Toilet Training Problems

Toilet Training Problems Are Not All That Uncommon

If you've started having toilet training problems with the little one, all is not lost. In fact, a few toilet training problems when making the transition to a world without diapers are to be expected. There are a number of reasons for this, and most of the time it's just a matter of try and try again until the youngster gets it right, and consistently right.

About the time when it appears the diaper pail is going to become a permanent fixture in the home, usually when the toddler is somewhere between 18 months and 3 years old, signs begin to appear that it's time to begin toilet training. Just don't be surprised if toilet training problems start right off the bat. A two-year old isn't psychologically ready to make the transition overnight, and the "terrible two's" usually having little to do with problems when they do arise. That's not to say that some children won't be stubborn or rebellious. Some will, but the problems you'll encounter stem from other sources.

Turning The Corner - Although some toddlers may be a little apprehensive about the whole toilet thing, most at around age two are cooperative, and even a bit curious about the whole thing. Almost all of them want to show that they are growing up. It's often just a matter of giving them good instructions and being patient. It may not be all that long until they begin to figure out that walking around in wet or dirty diapers isn't the way things are supposed to work, and isn't all that much fun after all.

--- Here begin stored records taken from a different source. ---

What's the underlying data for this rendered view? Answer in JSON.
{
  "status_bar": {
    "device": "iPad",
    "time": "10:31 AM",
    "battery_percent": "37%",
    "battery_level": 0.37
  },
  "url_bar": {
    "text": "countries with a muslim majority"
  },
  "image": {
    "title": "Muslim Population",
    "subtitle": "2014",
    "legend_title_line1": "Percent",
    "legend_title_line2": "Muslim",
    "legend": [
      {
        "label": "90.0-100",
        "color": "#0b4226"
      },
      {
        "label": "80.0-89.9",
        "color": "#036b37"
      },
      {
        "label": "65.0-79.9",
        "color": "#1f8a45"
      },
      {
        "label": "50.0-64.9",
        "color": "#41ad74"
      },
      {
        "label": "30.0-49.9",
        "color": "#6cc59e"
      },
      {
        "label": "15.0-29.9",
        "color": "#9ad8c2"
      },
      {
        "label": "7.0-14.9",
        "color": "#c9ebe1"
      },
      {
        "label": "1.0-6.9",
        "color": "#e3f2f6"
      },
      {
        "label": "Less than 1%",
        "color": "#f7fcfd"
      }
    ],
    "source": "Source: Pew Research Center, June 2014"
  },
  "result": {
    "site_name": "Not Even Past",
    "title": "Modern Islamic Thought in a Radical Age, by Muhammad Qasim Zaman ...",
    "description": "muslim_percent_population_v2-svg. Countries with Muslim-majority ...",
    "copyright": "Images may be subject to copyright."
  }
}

We Learn Slowly Also At Times - When we are learning something new, we don't always go straight from Point A to Point B without problems or without backsliding. It's going to be the same with the youngster undergoing toilet training. There will be plenty of accidents, especially at first, and bad days mixed in with the good ones. Just when you think the kid has turned the corner, he or she may have a relapse. If the child feels badly about it, and most will, it's a hopeful sign, in that it shows he or she is trying. It's very important not to scold the child or try to shame it. If the child begins to feel that it is incapable of learning to go to the toilet and easier not to try, then you really can have a problem on your hands.

Many Possible Causes Of Toilet Training Problems - When you experience resistance, it can be for a number of reasons. Some youngsters are simply afraid of the ordeal. Often a youngster is started too young, before he or she is really mature enough to handle the training. If you have a youngster in day care or have different baby sitters, toilet training problems may be a result of too many cooks in the kitchen. The youngster is being "helped" by different people in different ways, and may become unsure of what exactly is expected of him or her.

6 Months Is About Normal - The whole process can take up to 6 months in many cases. After that there still may be accidents, but they will begin to be few and far between. Most little ones become quite proud once they feel they have mastered the art of the toilet, and feel badly when an accident does occur. A little praise and maybe a few rewards along the way won't hurt either. Punishment isn't necessary, and won't usually work anyway. It's OK to show verbal disapproval when things don't go well. Just don't use shouting or shaming as an approach. Some children enjoy the prospect of a being in a power struggle with their parents, and these can be among the most difficult to deal with. If they're approaching 4 years of age and still are a problem, or refuse to learn, then professional assistance may be an appropriate approach. There is also the possibility of a physical disorder that is getting in the way of the child making a normal transition, though this is generally quite rare.

You and your son or daughter are almost certainly normal human beings, and will get through the process, though at times it may appear a faint hope and distant goal.